À titre d’exemples :
- La question de la chloroquine dont un collectif que je représentais afin de contester la légalité de l’arrêté Buzin procédant au retrait de ce médicament en vente libre depuis 1926 au mois de janvier 2020. Le Conseil d’État ne s’est pas prononcé sur la pertinence de l’arrêté en estimant que la pandémie était en voie de régression et que, de ce fait, l’urgence imposée par la procédure n’était plus utilement invocable (sic).
- Il en est de même pour le recours réalisé afin que les avocats puissent disposer dans leur mission les plus urgentes et les plus incontournables qui nous avaient été imposées par la Garde des Sceaux durant l’épidémie de bénéficier de masques alors même que les magistrats commençaient en être dotés. Initié par le Barreau de Marseille, le recours a été soutenu très activement par l’intégralité de la profession et des syndicats, soit plus de 70 000 praticiens.

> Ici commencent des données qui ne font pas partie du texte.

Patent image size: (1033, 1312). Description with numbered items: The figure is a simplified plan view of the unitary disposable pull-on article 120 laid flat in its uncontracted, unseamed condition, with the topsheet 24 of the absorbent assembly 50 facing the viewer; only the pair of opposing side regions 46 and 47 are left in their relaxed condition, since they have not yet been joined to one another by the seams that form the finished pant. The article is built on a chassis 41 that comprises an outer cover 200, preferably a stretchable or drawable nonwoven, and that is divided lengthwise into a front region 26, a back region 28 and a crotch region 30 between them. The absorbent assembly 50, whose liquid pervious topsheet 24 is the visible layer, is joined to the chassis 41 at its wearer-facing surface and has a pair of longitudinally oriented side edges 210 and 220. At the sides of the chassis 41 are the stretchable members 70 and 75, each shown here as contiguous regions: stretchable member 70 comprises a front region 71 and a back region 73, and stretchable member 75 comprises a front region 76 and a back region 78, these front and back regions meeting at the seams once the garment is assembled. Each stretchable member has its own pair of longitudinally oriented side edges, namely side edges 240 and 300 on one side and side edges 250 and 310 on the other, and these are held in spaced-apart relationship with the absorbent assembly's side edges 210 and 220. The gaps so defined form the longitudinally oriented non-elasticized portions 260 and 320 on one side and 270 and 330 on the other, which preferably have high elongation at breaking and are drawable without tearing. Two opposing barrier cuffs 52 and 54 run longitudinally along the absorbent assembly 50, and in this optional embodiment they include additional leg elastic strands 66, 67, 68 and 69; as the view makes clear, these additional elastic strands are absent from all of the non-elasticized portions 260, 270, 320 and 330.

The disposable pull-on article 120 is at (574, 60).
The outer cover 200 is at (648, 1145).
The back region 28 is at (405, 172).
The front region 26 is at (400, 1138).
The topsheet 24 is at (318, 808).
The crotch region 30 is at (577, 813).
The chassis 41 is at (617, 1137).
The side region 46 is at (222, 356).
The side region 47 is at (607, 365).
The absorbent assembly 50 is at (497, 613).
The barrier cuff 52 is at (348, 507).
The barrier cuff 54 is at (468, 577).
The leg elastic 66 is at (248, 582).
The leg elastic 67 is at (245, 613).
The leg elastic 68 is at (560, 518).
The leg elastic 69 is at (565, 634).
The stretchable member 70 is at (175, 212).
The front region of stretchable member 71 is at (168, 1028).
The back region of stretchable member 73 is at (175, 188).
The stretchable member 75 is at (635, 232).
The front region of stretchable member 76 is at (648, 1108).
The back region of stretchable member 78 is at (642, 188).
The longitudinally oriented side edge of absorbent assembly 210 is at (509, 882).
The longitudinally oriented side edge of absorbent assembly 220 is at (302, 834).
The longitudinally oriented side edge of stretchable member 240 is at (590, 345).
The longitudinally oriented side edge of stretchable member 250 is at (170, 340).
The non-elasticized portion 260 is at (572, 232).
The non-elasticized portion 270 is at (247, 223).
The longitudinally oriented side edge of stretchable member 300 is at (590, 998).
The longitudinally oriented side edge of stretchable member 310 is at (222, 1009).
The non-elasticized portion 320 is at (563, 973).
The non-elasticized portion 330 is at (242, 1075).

Le Conseil d’État a dû admettre qu’effectivement, il était nécessaire que les avocats puissent bénéficier de masques et qu’ils puissent être aidés dans leur recherche de fournisseurs par l’ARS, tout en rejetant toute faute de l’État.
- Plus bucolique, le Conseil d’État a fait droit à certains requérants estimant que l’État avait violé les libertés fondamentales de nos concitoyens en ce qu’il avait interdit la pratique du vélo durant la période d’état d’urgence sanitaire.
- Plus inquiétant, le Conseil d’État a censuré en pleine période épidémique l’interdiction de manifester dans l’affaire Traoré tout en la conditionnant puérilement au respect des mesures barrières par les manifestants, relevant ainsi plus de la peur de l’émeute que de faire triompher les libertés fondamentales, alors même que les mesures drastiques pesaient encore sur le simple citoyen à peine d’amende.
Ces exemples topiques permettent de s’interroger non seulement sur l’efficacité du contrôle du juge administratif mais également sur les choix de l’exécutif qui paraissent très largement discutables.
3) L’article 16 de la Constitution
Dans l’hypothèse où les institutions de la République, l’indépendance de la Nation, l’intégrité de son territoire ou l’engagement des traités internationaux sont menacés de manière grave et immédiate et que le fonctionnement régulier des pouvoirs publics constitutionnels est interrompu, le Président de la République prend les mesures nécessaires au titre de l’article 16.
Le Président de la République consulte le Premier ministre, le Président des Assemblées ainsi que le Président du Conseil constitutionnel.
La Nation est informée par message.
Le Parlement se réunit sans aucun pouvoir, mais ne peut être dissout.
Le Président de la République prend alors toute mesure utile pour établir la normalité républicaine.
Ces mesures ne connaissent pas de limites et font l’objet d’un avis officieux du Conseil constitutionnel.
Une fois qu’il est mis fin à l’article 16, ces mesures pourront être contrôlées par le Conseil d’État.
30 jours après la mise en œuvre de l’article 16, le Conseil constitutionnel s’exprime sur la nécessité de faire perdurer un tel régime d’exception sans que son avis soit contraignant juridiquement.
Étant précisé qu’il n’existe, et nous le déplorons, aucune limite temporelle dans la constitution.
L’application de l’article 16 aurait-elle été pertinente dans la crise que nous traversons ?
Nul ne le sait, certains auraient crié au putsch, d’autres auraient salué le leadership d’Emanuel Macron et son courage politique.
Une telle posture aurait pu permettre de replacer le Président de la Republique en vrai Chef de la Nation, seul auteur des mesures prises, mais aussi seul responsable vis-à-vis du peuple français qui l’a élu.
Nous aurions peut-être aussi pu éviter la triste cacophonie gouvernementale, donnant le sentiment aux Français que le navire est à la dérive avec un capitaine spectateur impuissant soumis à l’influence des comités que d’aucuns qualifient à Marseille de Theodule.
En conclusion, à l’aune de ces différents instruments, nous ne pouvons que nous réjouir de la flexibilité de notre Constitution qui demeure parfaitement adaptée à notre époque.
En revanche, il relève de la seule responsabilité politique, de la clairvoyance et du courage de l’exécutif de choisir la stratégie la plus efficiente en période de crise. Un talent que la Constitution ne peut conférer.